L’histoire n’est peut-être pas finie pour Martine Landry. Alors que cette bénévole d’Amnesty International à Nice avait été relaxée pour l’aide à l’entrée d’étrangers en situation irrégulière le 13 juillet dernier, le parquet de Nice a fait appel de cette décision.

La justice reproche à Martine Landry, d’avoir, le 28 juillet 2017, convoyé à pied, depuis le poste frontière italien de Vintimille jusqu’à celui de Menton côté français, deux mineurs guinéens en situation irrégulière. Des faits susceptibles d’être qualifiés d’aide à l’entrée pouvant valoir jusqu’à 5 ans d’emprisonnement et 30.000 euros d’amende.

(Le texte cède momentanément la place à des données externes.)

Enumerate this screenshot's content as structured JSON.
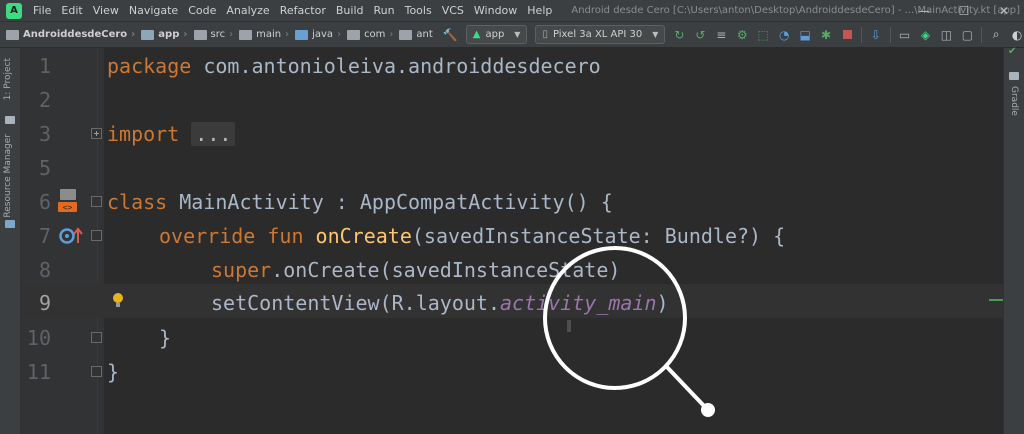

L’intéressée conteste les faits, indiquant avoir attendu les deux mineurs côté français.

« Une action fraternelle dans un but humanitaire »

Dans son jugement, le tribunal avait indiqué que « la preuve de la matérialité du franchissement de la frontière » par la prévenue n’avait « pas été rapportée ». « Elle n’a à aucun moment cherché à se soustraire à la loi, s’inscrivant au contraire dans le respect du droit », avait également souligné la présidente du tribunal, évoquant « une action fraternelle dans un but humanitaire », avant de la relaxer.

Me Mireille Damiano, l’avocate de Martine Landry, a fait part à l’AFP de sa « sérénité », rappelant qu’à l’audience « le substitut du procureur lui-même avait requis la relaxe ». « On était serein en première instance, on le sera d’autant plus en appel que la décision du Conseil constitutionnel du 6 juillet est un marqueur fort », a souligné l’avocate, faisant référence à la décision des Sages de donner une valeur constitutionnelle à la notion de fraternité.